Standing in Solidarity with Nancy

On October 8, 2020, Nancy Nguyen was arrested out of her house at around 7:30 pm in front of her two children (ages 18 months, 3 years old). The arrest was based on a warrant from Virginia for allegedly trespassing and littering during a protest in early September, in front of the house of Tony Pham, Director of ICE. Nancy is the Executive Director of VietLead, which focuses on sustainability and self-determination for Vietnamese and Southeast Asian communities in the region. The Sheller Center has collaborated with VietLead on a variety of projects in order to support them in advancing the rights of their community members. We have always been struck by Nancy’s leadership and vision for mobilizing and empowering community members.

Nancy’s arrest is likely the result of overreach by the local prosecutor and Philadelphia police. Yet it’s within the context of a current Administration that encourages retaliation against those who are engaged in resistance to the federal immigration system. Most notably, the government has stepped up surveillance and raids in “sanctuary” cities where immigrant activists and allies have actively advocated for such policies. ICE has also specifically sought out to arrest those who are immigrant rights activists, leading sometimes to deportation orders. These activities have created a chilling effect on activists while instilling fear more likely to depress organizing efforts.

Enough is enough. This is a country where dissent has played an integral role in fostering conversations that can help us reimagine how to reform our broken federal immigration system.

PA Law Professors Urge Limits on Admissibility of Information on Immigration Status

If evidence of immigration status can freely be revealed during court proceedings, immigrants or witnesses may choose to forego going to court. This fear can be a potent weapon against immigrants who need protection from abuse, seek unpaid wages from an employer, or have other legal problems. Allowing immigration information to be used in court proceedings on unrelated issues undermines the public interest and interferes with the obligations of the courts to vindicate the legal rights of parties. For this reason, the issue of when immigration status may be revealed should be strictly regulated.

The good news is that the Rules Committee of the Pennsylvania Supreme Court has proposed a new rule of evidence concerning immigration status. The Sheller Center, in conjunction with law professors across Pennsylvania, has submitted a letter commenting on this new rule. While the letter applauds the creation of a rule, it urges the Committee to make additional changes to ensure that the rights of immigrants are adequately protected.

This letter, which is a follow up from the first letter from Pennsylvania Law Professors, suggests further narrowing of the situations in which immigration status can be considered in civil proceedings. It also requests that a more explicit procedure be put in place for litigants who wish to introduce evidence of immigration status, such as requiring an advance written motion and in camera review.
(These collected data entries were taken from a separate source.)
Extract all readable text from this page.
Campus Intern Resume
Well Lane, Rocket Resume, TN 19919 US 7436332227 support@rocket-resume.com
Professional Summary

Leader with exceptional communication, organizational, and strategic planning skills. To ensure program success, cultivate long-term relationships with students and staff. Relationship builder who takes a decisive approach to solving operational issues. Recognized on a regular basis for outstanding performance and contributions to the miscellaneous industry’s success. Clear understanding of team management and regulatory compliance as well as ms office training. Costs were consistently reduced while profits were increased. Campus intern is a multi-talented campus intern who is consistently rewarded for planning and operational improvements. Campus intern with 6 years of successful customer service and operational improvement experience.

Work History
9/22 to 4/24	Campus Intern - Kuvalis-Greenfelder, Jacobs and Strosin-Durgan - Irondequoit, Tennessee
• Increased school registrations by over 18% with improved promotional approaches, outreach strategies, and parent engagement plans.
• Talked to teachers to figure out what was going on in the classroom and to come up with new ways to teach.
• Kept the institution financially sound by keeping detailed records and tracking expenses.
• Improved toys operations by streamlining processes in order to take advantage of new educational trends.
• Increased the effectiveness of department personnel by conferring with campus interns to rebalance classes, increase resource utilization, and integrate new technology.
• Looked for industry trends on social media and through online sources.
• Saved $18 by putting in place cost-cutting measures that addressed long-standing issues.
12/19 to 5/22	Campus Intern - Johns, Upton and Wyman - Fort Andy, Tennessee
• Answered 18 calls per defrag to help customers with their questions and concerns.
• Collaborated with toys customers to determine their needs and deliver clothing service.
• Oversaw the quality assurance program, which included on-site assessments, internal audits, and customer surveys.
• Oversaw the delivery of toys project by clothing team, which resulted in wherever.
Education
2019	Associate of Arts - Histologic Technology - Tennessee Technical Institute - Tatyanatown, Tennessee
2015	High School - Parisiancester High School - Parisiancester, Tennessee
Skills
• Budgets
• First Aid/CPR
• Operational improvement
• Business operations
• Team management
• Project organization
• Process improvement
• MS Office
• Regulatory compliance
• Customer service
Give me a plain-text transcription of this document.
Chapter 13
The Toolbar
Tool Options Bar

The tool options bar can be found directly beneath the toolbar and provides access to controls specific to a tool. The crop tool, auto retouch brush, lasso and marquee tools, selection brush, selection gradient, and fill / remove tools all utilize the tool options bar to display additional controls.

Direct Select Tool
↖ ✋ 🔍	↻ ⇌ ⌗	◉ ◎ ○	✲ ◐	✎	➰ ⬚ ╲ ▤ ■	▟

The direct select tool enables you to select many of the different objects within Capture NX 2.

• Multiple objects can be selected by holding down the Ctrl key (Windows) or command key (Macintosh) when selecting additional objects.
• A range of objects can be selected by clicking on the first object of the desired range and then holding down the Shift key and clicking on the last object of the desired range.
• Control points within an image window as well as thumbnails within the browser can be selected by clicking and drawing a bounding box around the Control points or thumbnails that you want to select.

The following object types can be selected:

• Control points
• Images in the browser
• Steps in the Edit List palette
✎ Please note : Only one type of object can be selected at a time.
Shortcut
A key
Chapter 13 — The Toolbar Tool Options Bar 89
Not only are these suggestions comparable to what states like Washington and California are doing, but they also serve the important purpose of allowing courts to maintain open access to the courts for all Pennsylvanians.

This fall in the Access to Justice Clinic

Students in the Center’s Access to Justice Clinic, profiled in this month’s Philadelphia Bar Reporter, work on projects aimed at creating better systems for helping people who are unrepresented in civil matters. This fall, students are:

  • Studying Philadelphia’s small claims court, where mostly-unrepresented people are sued — typically by large debt-buying companies — over credit-card and other debts. The difficult experience of unrepresented defendants in consumer-debt courts, and ideas for ways of leveling the playing field, are the subject of a recent national study by the Pew Charitable Trusts, How Debt Collectors are Transforming the Business of State Courts.
  • Exploring the experience of parties to child custody proceedings in Family Court, where hearings are now held virtually rather than in-person. On-line proceedings can pose hardships for unrepresented people, especially when internet access is limited and private space hard to find.
  • Looking into the possibility of creating a legal “incubator” that could help law graduates set up affordable practices serving small businesses in Philly. Currently, the city’s smallest enterprises have difficulty getting help with taxes, contracts, compliance, and other matters, and the pandemic has exacerbated the need.

We’re also continuing to work on promoting the recommendations contained in our two  reports from last summer, Reducing Default Judgments in Philadelphia’s Landlord-Tenant Court and A Powerful Resource in Plain Sight – How the Free Library Can Promote Access to Justice. We welcome suggestions for ways of moving our projects forward — as well as ideas for new efforts!